Las compañías líderes ya empiezan a entender que la ventaja competitiva no está simplemente en “tener IA”. Comprar licencias, instalar copilotos o incentivar el uso de ChatGPT para aumentar la productividad, eso es apenas el comienzo. La verdadera pregunta es bastante más incómoda: si hoy diseñáramos nuestra empresa desde cero, teniendo IA disponible, ¿Las organizaríamos de la misma manera? McKinsey describe tres estados en que las compañías se encuentran respecto a su adaptación a la IA. Primero, la habilitación: entregar IA a las personas para mejorar su trabajo actual. Luego, la automatización: utilizarla para ejecutar partes de los procesos. Y finalmente, la reinvención: rediseñar roles, procesos y flujos pensando desde el comienzo en humanos e IA trabajando juntos. Es en ese último nivel donde comienza la verdadera transformación. Y también las preguntas difíciles ¿Qué capacidades deben permanecer dentro de la empresa y cuáles tercerizar? ¿Seguiremos organizándonos alrededor de cargos o de habilidades? ¿Qué decisiones seguirá tomando una persona y cuáles podrá delegar a un agente de IA? ¿Necesitaremos las mismas jerarquías, equipos y áreas? No son preguntas tecnológicas. Son preguntas organizacionales y, finalmente, humanas.

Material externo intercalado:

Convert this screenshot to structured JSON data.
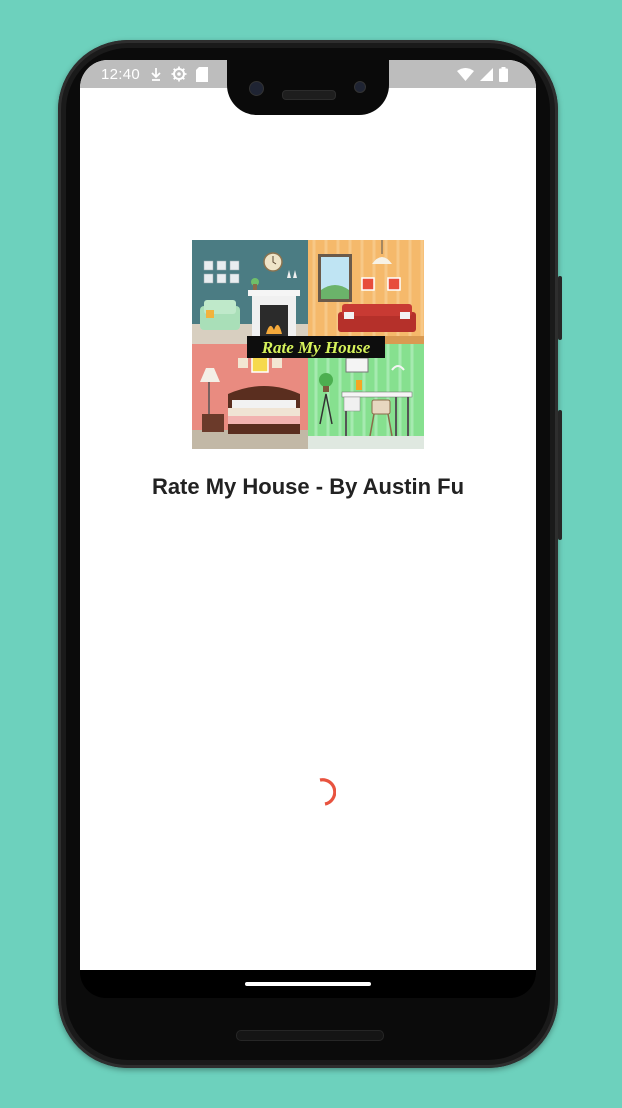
{
  "status_bar": {
    "time": "12:40",
    "left_icons": [
      "download-icon",
      "settings-icon",
      "sd-card-icon"
    ],
    "right_icons": [
      "wifi-icon",
      "cellular-signal-icon",
      "battery-icon"
    ]
  },
  "splash": {
    "logo_text": "Rate My House",
    "title": "Rate My House - By Austin Fu"
  },
  "loading": {
    "indicator": "spinner-icon",
    "color": "#e8533f"
  },
  "colors": {
    "background": "#6dd1bd",
    "accent": "#e8533f"
  }
}
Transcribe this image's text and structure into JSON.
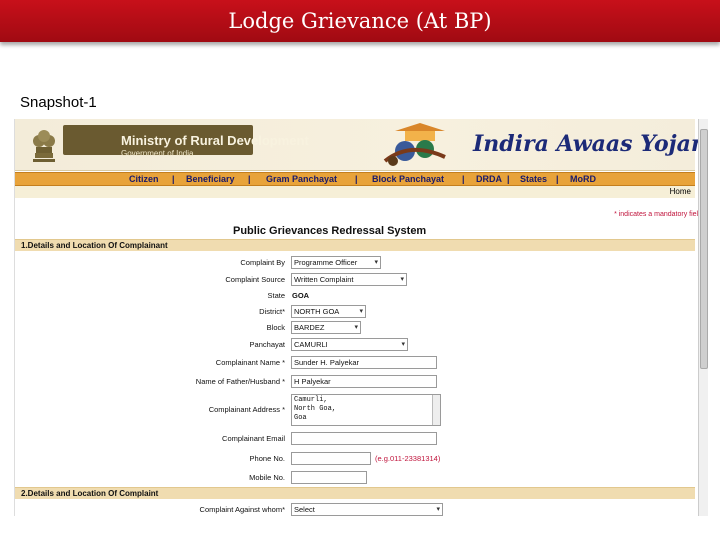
{
  "slide": {
    "title": "Lodge Grievance (At BP)",
    "snapshot_label": "Snapshot-1"
  },
  "header": {
    "ministry_name": "Ministry of Rural Development",
    "ministry_sub": "Government of India",
    "scheme_name": "Indira Awaas Yojana"
  },
  "nav": {
    "items": [
      "Citizen",
      "Beneficiary",
      "Gram Panchayat",
      "Block Panchayat",
      "DRDA",
      "States",
      "MoRD"
    ],
    "separator": "|",
    "home": "Home"
  },
  "form": {
    "mandatory_note": "* indicates a mandatory field",
    "title": "Public Grievances Redressal System",
    "section1": "1.Details and Location Of Complainant",
    "section2": "2.Details and Location Of Complaint",
    "complaint_by": {
      "label": "Complaint By",
      "value": "Programme Officer"
    },
    "complaint_source": {
      "label": "Complaint Source",
      "value": "Written Complaint"
    },
    "state": {
      "label": "State",
      "value": "GOA"
    },
    "district": {
      "label": "District*",
      "value": "NORTH GOA"
    },
    "block": {
      "label": "Block",
      "value": "BARDEZ"
    },
    "panchayat": {
      "label": "Panchayat",
      "value": "CAMURLI"
    },
    "complainant_name": {
      "label": "Complainant Name *",
      "value": "Sunder H. Palyekar"
    },
    "father_name": {
      "label": "Name of Father/Husband *",
      "value": "H Palyekar"
    },
    "address": {
      "label": "Complainant Address *",
      "lines": [
        "Camurli,",
        "North Goa,",
        "Goa"
      ]
    },
    "email": {
      "label": "Complainant Email",
      "value": ""
    },
    "phone": {
      "label": "Phone No.",
      "value": "",
      "hint": "(e.g.011-23381314)"
    },
    "mobile": {
      "label": "Mobile No.",
      "value": ""
    },
    "complaint_against": {
      "label": "Complaint Against whom*",
      "value": "Select"
    }
  }
}
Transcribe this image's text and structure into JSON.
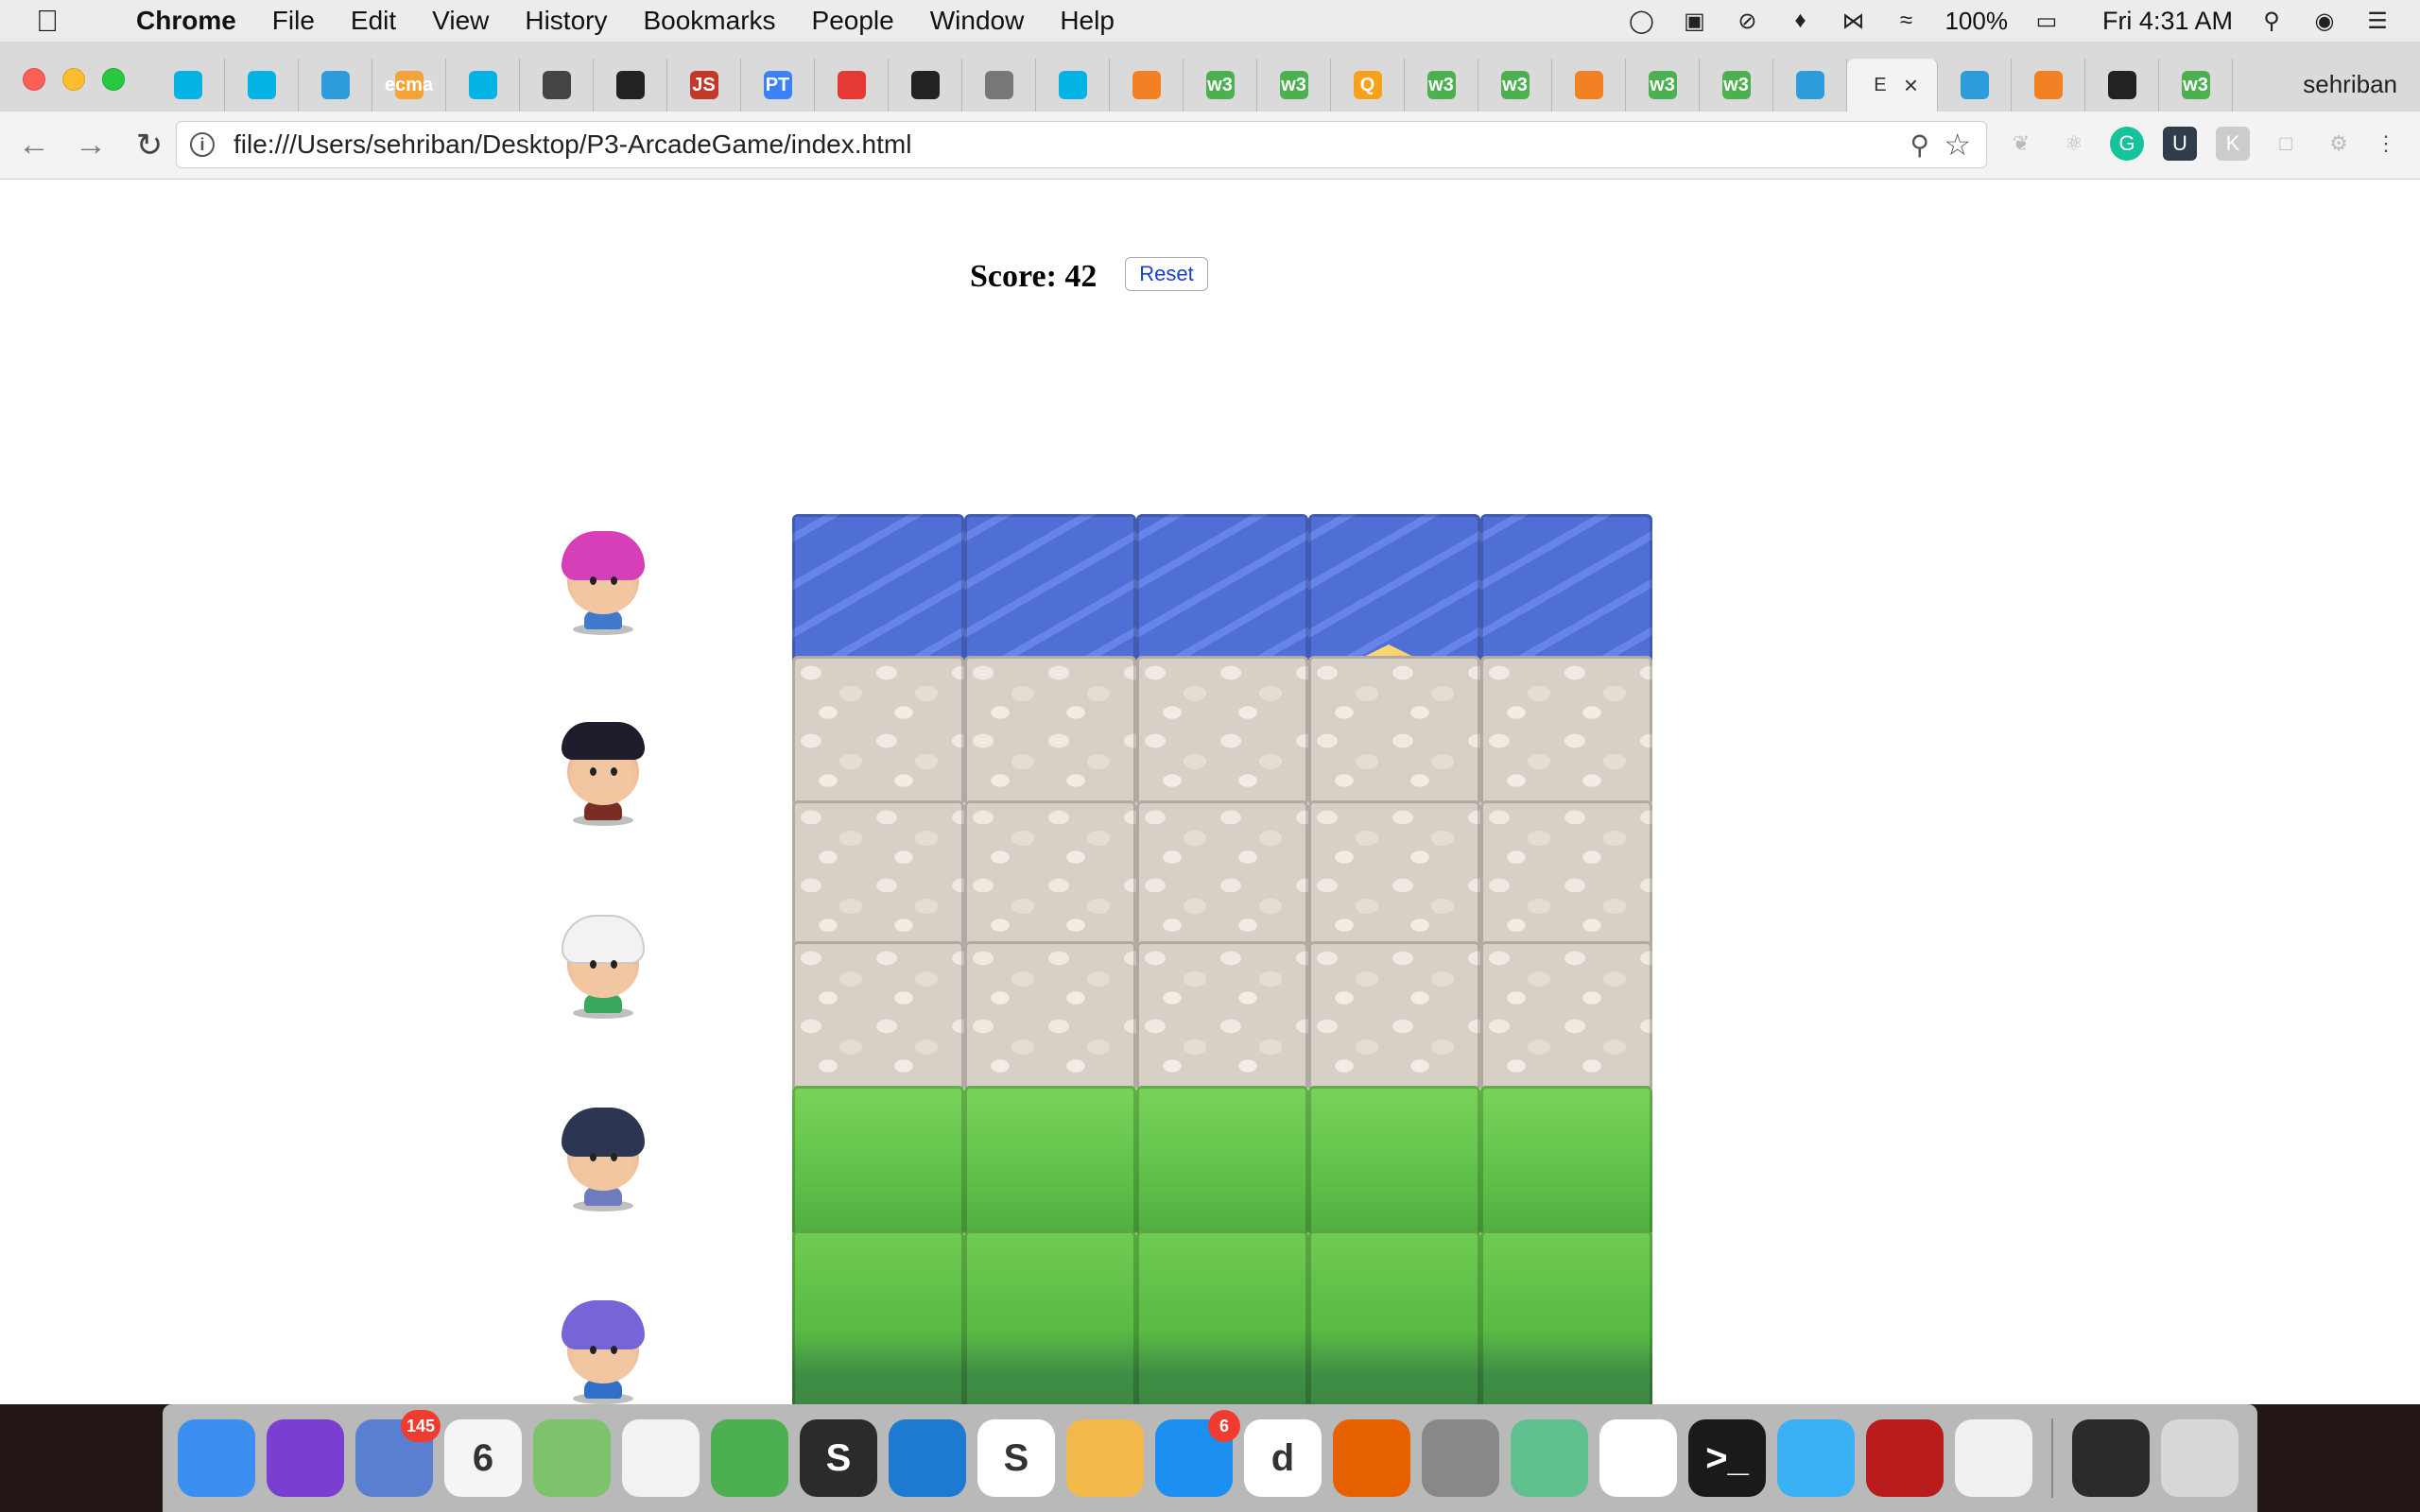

Tal vez por eso la principal disrupción de la IA no sea que las máquinas comiencen a pensar, sino que nos obligarán a nosotros a reinventarnos mucho más seguido. Durante décadas las empresas pudieron transformarse y luego disfrutar de algunos años de relativa estabilidad. Ese lujo puede estar desapareciendo. En la era de la IA tendremos que aprender a transformarnos mientras operamos. Como aquellos quioscos que dejaron de depender de los diarios antes de que los diarios terminaran de desaparecer. Tic, tac, tic, tac.